There are 4 tables: trunk, branch, leaf and data. The Trunk table has an IDTrunk and TrunkNumber columns. The Branch table has an IDBranch, IDTrunk and BranchNumber columns. The leaf table has a IDLeaf, IDBranch and a LeafNumber columns. The Data table has an IDData, a TrunkNumber, a BranchNumber, a LeafNumber columns and a LastEditTime column. For each table, the IDx columns are the primary keys and the xNumber columns are numbers that are shown to the user. Please note that the data table holds the user shown number, not the TBL-ID (trunk, branch, leaf ID) primary keys. As the name implies, the trunk, branch and leaf tables have a parent-child relationship and an element can have multiple children but only a single parent. The child knows its parent, through the IDx column, but the parent doesn't know its children directly. Data is only associated to a TBL-ID combination. Effectively, it means that only a leaf can have data. Data can also be associated with no leaf and the xNumber columns would contain null. Any given TBL-ID combination can only appear once.

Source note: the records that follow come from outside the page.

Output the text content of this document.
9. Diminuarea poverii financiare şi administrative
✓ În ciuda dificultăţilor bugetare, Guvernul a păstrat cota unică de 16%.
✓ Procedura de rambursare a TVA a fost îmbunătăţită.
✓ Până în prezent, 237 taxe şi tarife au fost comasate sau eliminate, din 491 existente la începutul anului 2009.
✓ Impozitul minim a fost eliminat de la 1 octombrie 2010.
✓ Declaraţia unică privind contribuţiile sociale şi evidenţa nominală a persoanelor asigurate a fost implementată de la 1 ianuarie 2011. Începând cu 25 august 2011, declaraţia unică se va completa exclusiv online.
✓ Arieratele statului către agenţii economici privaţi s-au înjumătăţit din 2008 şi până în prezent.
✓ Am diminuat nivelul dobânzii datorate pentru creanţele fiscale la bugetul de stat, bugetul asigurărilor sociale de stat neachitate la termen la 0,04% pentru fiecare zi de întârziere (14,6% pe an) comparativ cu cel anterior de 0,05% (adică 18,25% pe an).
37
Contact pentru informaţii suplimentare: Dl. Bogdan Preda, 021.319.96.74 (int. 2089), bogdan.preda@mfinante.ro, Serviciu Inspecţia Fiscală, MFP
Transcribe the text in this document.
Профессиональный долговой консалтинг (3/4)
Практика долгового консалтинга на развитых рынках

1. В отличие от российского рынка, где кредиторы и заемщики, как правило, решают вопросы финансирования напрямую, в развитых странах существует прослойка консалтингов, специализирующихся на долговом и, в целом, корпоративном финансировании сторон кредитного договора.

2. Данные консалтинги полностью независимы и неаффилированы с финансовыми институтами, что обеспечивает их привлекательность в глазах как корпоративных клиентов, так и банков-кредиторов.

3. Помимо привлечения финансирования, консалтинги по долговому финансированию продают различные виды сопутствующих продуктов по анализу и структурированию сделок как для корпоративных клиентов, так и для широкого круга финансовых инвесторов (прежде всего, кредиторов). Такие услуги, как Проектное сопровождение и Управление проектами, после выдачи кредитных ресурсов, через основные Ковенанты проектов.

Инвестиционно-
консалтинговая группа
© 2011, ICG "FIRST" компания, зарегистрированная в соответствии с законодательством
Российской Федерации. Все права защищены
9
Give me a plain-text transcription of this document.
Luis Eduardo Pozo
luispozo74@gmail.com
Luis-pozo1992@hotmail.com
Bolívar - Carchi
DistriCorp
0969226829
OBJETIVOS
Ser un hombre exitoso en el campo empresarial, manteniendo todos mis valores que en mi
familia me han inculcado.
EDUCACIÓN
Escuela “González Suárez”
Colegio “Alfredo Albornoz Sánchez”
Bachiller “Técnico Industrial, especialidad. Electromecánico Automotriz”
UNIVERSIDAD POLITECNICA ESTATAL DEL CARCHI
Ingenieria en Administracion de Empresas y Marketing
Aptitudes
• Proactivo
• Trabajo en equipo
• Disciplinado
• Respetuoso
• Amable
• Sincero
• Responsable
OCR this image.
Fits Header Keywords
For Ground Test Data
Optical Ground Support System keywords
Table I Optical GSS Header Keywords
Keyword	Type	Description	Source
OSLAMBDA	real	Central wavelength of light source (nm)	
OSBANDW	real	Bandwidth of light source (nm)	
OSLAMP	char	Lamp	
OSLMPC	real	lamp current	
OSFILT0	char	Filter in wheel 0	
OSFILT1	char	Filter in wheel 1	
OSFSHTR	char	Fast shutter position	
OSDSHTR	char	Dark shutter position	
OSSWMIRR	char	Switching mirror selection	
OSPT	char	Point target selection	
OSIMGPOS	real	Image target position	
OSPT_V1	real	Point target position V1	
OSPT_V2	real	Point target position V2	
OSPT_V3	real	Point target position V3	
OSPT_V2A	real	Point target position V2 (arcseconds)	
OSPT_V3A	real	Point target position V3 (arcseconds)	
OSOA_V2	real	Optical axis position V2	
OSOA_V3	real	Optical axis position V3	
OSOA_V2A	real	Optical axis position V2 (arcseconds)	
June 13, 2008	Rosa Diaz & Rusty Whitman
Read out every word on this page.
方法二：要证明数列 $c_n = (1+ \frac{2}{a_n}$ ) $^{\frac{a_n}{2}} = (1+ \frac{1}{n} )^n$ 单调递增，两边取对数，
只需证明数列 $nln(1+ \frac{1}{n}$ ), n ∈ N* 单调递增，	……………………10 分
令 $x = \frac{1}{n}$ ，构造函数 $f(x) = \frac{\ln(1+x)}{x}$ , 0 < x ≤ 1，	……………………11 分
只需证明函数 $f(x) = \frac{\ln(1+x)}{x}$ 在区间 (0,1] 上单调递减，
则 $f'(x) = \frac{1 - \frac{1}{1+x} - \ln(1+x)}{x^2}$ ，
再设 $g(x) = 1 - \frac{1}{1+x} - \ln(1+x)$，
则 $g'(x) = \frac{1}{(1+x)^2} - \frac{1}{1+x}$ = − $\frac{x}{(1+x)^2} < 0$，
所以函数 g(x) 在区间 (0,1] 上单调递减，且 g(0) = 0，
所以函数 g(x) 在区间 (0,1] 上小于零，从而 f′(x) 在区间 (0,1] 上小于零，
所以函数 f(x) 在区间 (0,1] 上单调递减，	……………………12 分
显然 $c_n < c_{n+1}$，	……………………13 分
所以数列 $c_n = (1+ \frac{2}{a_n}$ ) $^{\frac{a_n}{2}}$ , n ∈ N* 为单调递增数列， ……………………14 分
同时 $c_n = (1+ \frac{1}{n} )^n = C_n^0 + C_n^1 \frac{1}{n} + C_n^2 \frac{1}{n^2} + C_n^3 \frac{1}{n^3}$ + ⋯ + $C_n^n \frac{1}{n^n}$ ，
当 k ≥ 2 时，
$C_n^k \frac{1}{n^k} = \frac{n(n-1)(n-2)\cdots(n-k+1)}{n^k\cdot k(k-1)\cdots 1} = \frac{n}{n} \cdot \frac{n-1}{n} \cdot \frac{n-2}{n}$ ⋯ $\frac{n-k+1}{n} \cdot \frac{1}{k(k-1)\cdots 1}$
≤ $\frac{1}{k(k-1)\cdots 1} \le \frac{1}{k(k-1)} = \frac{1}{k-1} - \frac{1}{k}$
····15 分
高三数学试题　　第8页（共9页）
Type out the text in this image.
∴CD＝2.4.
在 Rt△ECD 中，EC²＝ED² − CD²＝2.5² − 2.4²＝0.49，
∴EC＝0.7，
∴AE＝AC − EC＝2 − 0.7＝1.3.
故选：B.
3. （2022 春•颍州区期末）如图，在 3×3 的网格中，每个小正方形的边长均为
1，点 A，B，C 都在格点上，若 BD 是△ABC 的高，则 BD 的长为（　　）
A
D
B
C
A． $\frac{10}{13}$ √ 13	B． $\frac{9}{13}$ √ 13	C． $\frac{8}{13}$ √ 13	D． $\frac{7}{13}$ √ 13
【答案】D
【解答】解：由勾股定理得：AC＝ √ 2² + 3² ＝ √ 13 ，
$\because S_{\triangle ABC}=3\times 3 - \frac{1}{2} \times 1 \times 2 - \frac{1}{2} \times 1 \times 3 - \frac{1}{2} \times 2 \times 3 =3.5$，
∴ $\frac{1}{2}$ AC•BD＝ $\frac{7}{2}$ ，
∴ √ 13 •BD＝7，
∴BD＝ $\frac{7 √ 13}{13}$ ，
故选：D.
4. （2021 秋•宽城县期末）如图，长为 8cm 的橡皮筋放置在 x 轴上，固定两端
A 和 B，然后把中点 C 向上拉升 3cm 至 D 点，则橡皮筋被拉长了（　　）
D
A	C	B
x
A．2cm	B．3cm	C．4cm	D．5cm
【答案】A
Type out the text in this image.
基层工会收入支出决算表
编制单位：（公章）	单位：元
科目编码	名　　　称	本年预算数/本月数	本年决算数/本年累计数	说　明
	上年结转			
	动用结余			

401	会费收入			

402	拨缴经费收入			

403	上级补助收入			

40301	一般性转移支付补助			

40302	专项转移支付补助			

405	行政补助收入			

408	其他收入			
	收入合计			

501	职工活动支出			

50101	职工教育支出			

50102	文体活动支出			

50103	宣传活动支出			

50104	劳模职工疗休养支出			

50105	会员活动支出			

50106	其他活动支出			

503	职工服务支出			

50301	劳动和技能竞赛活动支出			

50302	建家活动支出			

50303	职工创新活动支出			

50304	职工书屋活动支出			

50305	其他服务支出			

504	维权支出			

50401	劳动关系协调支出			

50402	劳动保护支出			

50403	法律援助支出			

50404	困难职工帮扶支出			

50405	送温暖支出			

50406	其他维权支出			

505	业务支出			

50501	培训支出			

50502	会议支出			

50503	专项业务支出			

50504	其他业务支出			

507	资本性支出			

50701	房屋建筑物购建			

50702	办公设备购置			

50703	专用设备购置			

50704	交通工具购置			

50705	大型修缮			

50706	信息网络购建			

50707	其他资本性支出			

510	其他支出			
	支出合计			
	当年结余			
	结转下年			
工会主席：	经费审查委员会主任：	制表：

It was noticed that when the Data table grows past 200k entries, recovering the latest Data entry for any given TBL-ID takes too much time. It was decided to add a LatestDataID column to the leaf table to speed this up. This new column would countain the IDData of the latest data entry for the associated leaf. If there is no data associated with a leaf, then it can hold -1, null or some other value that would make it obvious that it doesn't have data. It is currently set to -1 but can be changed if that causes problem. Adding the new column and updating it when new data is pushed is simple enough. The issue is that it is not known how to update the LatestDataID column when the database structure is updated. Ideally, it would have to be done with a single query. This query will be executed only once when the database structure is updated to contain this new column.

As example :

Trunk Table

IDTrunk TrunkNumber
1 10
2 5

Branch Table

IDBranch IDTrunk BranchNumber
1 1 1
2 1 2

Leaf Table

IDLeaf IDBranch LeafNumber LatestDataID (new column to update)
1 1 5 1
2 1 6 4
3 1 7 -1
4 1 10 5
5 2 5 7
6 2 6 -1

Data Table

IDData TrunkNumber BranchNumber LeafNumber LastEditTime
1 10 1 5 9h50
2 10 1 5 8h50
3 10 1 6 7h00
4 10 1 6 7h30
5 10 1 10 12h00
6 null null null 10h00
7 10 2 5 10h00

Using this query :

SELECT trunk.TrunkNumber, branch.BranchNumber, leaf.LeafNumber  
    FROM leaf  
    INNER JOIN branch ON leaf.IDBranch = branch.IDBranch  
    INNER JOIN leaf ON branch.IDTrunk = trunk.IDTrunk;

The result is

TrunkNumber BranchNumber LeafNumber
10 1 5
10 1 6
10 1 7
10 1 10
10 2 5
10 2 6

What should be done to update Leaf.LatestDataID properly?

--EDIT--

LastEditTime is a proper timestamp. It was written like that in the example for the sake of brevity.

--EDIT 2--

MySQL 5.7 is used. If it is simpler, a procedure could also be used.


Solution

  • This assumes MySQL 8+. If you are still using 5.7 or earlier, it is way past time to upgrade.

    This will provide the desired update based on what I understand of your question:

    UPDATE leaf
    LEFT JOIN (
        SELECT l.IDLeaf, d.IDData,
            ROW_NUMBER() OVER (PARTITION BY l.IDLeaf ORDER BY d.LastEditTime DESC) AS rn
        FROM leaf l
        JOIN branch b
            ON l.IDBranch = b.IDBranch
        JOIN trunk t
            ON b.IDTrunk = t.IDTrunk
        JOIN data d
            ON l.LeafNumber = d.LeafNumber
            AND b.BranchNumber = d.BranchNumber
            AND t.TrunkNumber = d.TrunkNumber
    ) latest
        ON leaf.IDLeaf = latest.IDLeaf AND latest.rn = 1
    SET leaf.LatestDataID = COALESCE(latest.IDData, -1);
    

    Here's a db<>fiddle.

    We do not know how your application is interacting with the db, but it seems likely that you would be much better off fixing your data model, as opposed to introducing redundant data while the dataset is so small.

    Replacing TrunkNumber, BranchNumber, LeafNumber in Data with just IDLeaf would seem like a much better option.


    For MySQL < 8 you can achieve the same using user defined variables for row number and tracking previous IDLeaf:

    UPDATE leaf
    LEFT JOIN (
    SELECT IDLeaf, IDData, @rn := IF(IDLeaf = @prevIDLeaf, @rn + 1, 1) AS rn, @prevIDLeaf := IDLeaf
        FROM (
            SELECT l.IDLeaf, d.IDData, d.LastEditTime
            FROM leaf l
            JOIN branch b ON l.IDBranch = b.IDBranch
            JOIN trunk t ON b.IDTrunk = t.IDTrunk
            JOIN data d ON l.LeafNumber = d.LeafNumber AND b.BranchNumber = d.BranchNumber AND t.TrunkNumber = d.TrunkNumber
            ORDER BY l.IDLeaf ASC, d.LastEditTime DESC  
        ) AS t
        JOIN (SELECT @prevIDLeaf := null, @rn := 0) init
    ) AS latest ON leaf.IDLeaf = latest.IDLeaf AND latest.rn = 1
    SET leaf.LatestDataID = COALESCE(latest.IDData, -1);
    

    Here's another db<>fiddle.